Des députés-maires généreux avec eux-mêmes

Bien d'autres députés-maires ont utilisé leur réserve parlementaire pour subventionner leur ville. Parmi les champions de ce sport national, Gilles Carrez  a versé pas moins de 200 000 euros au Perreux-sur-Marne, ville dont il était maire lors de l'attribution de la réserve et 50 000 autres euros à la ville voisine de Nogent. Le président des députés LR Christian Jacob a versé 60 000 euros à sa chère Provins, Jacques Myard a versé 57 500 euros à sa ville de Maisons-Lafitte, Patrick Ollier a versé 50 000 euros à Rueil-Malmaison, Dominique Baert 50 000 euros à Wattrelos, Jean-Louis Bricout 20 000 euros à Bohain-en-Vermandois... L'utilisation de la réserve parlementaire par un député pour subventionner une ville dont il est lui-même le maire est pourtant sujette à caution. Pour preuve : le HuffPost rappelle qu'en 2014, Patrick Balkany s'était vu refuser une demande de subvention pour rénover le système de vidéosurveillance de Levallois (déjà). Le ministère de l'Intérieur, qui contrôle toutes les demandes de ce genre, avait alors considéré que sa requête "ne pouvait entrer dans le cadre de la réserve parlementaire". Elle avait été requalifiée en "demande de subvention ministérielle". Le Huff précisait que le maire de Levallois avait versé l'année précédente 110 000 euros au Levallois Sporting Club. Décidément une belle preuve d'amour pour sa ville.

Les associations symboles d'une politique clientéliste ?

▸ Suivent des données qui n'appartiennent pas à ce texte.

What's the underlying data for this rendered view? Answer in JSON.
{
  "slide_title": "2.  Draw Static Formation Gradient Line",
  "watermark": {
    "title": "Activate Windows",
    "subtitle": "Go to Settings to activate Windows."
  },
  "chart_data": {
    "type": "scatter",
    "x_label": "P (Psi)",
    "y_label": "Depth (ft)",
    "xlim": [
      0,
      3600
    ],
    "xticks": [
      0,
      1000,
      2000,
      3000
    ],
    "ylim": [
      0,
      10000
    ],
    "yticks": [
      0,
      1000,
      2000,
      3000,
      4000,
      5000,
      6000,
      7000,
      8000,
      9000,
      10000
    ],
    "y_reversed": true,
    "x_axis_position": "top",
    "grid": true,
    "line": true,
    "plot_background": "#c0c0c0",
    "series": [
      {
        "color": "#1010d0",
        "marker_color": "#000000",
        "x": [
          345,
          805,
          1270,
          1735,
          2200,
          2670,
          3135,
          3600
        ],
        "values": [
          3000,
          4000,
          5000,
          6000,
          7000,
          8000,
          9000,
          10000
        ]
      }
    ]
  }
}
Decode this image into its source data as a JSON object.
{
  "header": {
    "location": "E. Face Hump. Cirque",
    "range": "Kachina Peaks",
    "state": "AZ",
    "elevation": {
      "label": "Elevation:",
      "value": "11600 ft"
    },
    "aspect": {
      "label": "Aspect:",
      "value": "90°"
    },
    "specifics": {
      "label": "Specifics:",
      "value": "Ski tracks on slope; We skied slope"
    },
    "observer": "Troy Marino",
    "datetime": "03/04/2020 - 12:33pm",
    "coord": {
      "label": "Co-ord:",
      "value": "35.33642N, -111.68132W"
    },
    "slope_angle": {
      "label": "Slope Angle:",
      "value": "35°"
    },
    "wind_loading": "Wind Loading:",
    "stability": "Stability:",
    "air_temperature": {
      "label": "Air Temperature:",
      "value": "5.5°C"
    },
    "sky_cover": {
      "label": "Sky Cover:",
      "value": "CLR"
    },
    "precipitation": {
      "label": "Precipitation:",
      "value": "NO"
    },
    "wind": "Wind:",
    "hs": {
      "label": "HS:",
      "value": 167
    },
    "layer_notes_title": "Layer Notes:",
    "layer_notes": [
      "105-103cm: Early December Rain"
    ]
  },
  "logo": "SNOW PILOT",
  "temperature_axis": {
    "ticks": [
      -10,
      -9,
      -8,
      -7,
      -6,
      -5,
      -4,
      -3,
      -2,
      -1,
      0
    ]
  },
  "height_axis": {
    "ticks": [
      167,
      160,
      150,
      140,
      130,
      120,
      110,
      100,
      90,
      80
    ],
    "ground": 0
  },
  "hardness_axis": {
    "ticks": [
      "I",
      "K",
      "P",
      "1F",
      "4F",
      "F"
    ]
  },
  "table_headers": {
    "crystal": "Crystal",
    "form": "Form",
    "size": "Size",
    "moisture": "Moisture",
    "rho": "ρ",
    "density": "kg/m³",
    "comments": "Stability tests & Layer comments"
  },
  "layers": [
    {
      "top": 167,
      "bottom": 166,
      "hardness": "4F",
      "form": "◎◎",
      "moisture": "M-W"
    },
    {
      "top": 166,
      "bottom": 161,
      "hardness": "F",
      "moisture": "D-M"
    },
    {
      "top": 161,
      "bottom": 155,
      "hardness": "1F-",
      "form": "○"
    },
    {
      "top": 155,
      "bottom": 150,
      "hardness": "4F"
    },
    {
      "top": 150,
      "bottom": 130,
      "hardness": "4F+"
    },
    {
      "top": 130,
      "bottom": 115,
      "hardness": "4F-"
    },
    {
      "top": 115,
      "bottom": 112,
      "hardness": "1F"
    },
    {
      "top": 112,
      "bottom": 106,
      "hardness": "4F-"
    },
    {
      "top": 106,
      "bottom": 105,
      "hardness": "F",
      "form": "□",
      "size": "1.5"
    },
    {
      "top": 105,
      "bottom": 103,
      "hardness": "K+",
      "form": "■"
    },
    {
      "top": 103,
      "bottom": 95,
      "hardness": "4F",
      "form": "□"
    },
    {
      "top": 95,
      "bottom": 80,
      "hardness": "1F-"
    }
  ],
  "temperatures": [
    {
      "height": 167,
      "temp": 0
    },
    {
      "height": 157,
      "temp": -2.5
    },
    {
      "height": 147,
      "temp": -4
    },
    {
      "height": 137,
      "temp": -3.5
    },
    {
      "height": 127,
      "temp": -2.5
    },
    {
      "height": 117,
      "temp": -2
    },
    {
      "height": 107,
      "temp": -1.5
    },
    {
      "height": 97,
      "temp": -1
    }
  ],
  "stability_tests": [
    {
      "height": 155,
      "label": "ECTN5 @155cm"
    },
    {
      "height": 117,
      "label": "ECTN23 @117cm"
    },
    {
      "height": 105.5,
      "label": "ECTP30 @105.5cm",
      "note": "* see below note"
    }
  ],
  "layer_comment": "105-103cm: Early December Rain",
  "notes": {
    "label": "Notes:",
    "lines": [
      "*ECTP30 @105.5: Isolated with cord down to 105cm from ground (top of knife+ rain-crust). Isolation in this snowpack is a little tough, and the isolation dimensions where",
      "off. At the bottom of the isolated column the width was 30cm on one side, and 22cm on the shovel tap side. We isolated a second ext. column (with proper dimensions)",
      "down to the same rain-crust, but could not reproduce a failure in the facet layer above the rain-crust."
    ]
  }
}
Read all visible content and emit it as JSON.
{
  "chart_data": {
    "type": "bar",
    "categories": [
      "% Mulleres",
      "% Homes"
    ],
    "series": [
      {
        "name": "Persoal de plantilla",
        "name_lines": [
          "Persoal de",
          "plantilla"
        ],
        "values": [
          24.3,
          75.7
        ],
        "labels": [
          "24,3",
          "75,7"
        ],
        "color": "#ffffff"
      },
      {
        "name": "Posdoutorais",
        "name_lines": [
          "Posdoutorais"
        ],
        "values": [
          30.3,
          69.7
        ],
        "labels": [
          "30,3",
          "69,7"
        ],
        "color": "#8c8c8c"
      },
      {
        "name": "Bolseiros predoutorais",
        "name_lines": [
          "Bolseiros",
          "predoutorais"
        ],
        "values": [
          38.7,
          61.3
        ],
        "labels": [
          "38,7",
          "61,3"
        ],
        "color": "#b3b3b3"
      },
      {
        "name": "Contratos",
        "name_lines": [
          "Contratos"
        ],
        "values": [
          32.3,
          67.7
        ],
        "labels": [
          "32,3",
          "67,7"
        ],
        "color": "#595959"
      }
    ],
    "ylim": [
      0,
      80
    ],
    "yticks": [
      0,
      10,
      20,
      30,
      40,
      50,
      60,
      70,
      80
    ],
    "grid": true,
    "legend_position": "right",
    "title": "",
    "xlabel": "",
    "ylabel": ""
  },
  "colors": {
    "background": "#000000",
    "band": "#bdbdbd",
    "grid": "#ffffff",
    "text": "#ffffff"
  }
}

Les subventions aux associations sont d'ailleurs l'autre versant de cette utilisation de la réserve parlementaire, souvent jugée clientéliste. D'après un rapide traitement de données, 7,2 millions d'euros au total ont été versés à près de 2000 organismes ayant pour nom "association" en 2016. 1,1 million d'euros ont été accordés à des "Unions" ou "Amicales sportives" diverses. Côté sport, le football a d'ailleurs la cote puisque 730 000 euros lui ont été consacrés en 2016 par les députés contre "seulement" 112 000 euros pour le volley par exemple. Contribuables Associés liste sur son site Web et sur les réseaux sociaux d'autres agrégats qui font réfléchir : 150 000 euros ont ainsi été consacrés à la pétanque ! Les associations subventionnées sont aussi cultuelles, comme l'Association cultuelle Israelite Gironde subventionnée à hauteur de 15 000 euros pour ses frais de fonctionnement par la socialiste Marie Réclade. L'UDI Jean-Christophe Fromantin a lui versé 5000 euros de son enveloppe à l'Eglise Réformée de Neuilly pour la "mise en conformité des locaux pour les personnes à mobilité réduite". 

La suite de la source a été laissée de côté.